The second serving of beef was the Bo Nhung Dam, which is a Vietnamese style carpaccio. The beef is thinly sliced and cooked in a vinegar sauce. I thought it was light and tasty.
The third course included three different types of house ground sausages. It was plated with fresh lettuce and herbs, rice noodles, pickled vegetables, and fresh pineapple. The sausages are meant to be wrapped and enjoyed with all of these goodies. Each sausage was prepared a little differently. The Bo Mo Chai is a house ground beef sausage with pork fat, garlic, and five spice wrapped in caul fat and then grilled over a wood fire. The Bo La Lot is a house ground beef sausage with pork fat and jicama, wrapped in wild betel leaves and then grilled over a wood fire. The Bo Nuong Sa is a grilled house ground beef sausage with pork fat on a lemongrass skewer. All of them were pretty awesome, but if I had to choose a favorite, it would be the Bo La Lot. I really enjoyed the crispy charred betal leaf.
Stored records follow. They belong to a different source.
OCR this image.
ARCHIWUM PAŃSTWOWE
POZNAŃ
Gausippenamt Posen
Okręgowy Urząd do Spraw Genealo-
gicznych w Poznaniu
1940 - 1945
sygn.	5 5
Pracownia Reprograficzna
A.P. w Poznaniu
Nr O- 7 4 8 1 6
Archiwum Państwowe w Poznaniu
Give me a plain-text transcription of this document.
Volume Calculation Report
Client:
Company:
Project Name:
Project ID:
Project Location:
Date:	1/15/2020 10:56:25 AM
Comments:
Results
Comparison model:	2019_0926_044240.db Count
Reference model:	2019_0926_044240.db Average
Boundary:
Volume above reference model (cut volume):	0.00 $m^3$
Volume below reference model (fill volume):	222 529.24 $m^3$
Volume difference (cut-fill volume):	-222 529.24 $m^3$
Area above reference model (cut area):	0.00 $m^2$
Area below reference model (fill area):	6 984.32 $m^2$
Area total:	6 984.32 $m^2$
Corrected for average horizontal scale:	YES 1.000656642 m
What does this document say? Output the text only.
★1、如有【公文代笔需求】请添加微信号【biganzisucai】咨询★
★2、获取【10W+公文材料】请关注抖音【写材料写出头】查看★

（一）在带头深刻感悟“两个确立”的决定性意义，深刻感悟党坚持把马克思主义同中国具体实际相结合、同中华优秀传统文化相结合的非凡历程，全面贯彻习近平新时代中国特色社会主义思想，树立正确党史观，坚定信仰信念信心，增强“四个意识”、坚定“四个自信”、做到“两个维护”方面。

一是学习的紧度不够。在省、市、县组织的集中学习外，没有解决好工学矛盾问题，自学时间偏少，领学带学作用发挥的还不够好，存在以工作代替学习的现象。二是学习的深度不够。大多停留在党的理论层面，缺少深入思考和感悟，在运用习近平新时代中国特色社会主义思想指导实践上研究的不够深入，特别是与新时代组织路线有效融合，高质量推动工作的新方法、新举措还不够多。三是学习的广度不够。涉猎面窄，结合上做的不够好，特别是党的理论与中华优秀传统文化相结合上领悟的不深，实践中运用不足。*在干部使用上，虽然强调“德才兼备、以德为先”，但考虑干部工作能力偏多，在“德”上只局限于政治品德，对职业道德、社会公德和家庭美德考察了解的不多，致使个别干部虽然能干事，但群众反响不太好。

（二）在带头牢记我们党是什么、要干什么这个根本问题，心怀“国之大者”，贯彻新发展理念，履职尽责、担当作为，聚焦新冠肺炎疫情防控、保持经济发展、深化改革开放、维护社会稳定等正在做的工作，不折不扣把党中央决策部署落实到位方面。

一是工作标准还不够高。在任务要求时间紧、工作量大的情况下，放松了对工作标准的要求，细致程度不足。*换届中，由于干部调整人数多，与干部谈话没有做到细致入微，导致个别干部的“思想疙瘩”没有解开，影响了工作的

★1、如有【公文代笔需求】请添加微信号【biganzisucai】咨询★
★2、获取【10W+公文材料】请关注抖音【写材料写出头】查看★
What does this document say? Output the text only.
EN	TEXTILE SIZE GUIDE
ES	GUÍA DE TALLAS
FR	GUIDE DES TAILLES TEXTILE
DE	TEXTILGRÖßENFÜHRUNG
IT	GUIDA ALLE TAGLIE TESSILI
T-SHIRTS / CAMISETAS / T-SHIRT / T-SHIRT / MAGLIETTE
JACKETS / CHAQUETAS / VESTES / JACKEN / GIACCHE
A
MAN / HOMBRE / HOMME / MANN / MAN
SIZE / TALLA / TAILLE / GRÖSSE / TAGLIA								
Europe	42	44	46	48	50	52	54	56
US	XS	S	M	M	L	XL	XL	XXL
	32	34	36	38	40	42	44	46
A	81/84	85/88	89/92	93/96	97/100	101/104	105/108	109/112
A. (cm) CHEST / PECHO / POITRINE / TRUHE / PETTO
The final course of beef included Bo Cha Dum, a steamed beef meatball that includes pork fat, woodear mushrooms, and glass noodles and Chao Bo, beef congee with mung beans, green onions, and cilantro. The serving also came with freshly prepared shrimp chips. The congee was a little plain, but once I added the meatball into the congee, it provided me with the right amount of flavor and comfort.
I was thoroughly impressed by the Bo 7 Mon. I am glad I got to experience this meal in an upscale restaurant. I highly recommend the Bo 7 Mon experience. And if you happen to be in Seattle, try it at Seven Beef.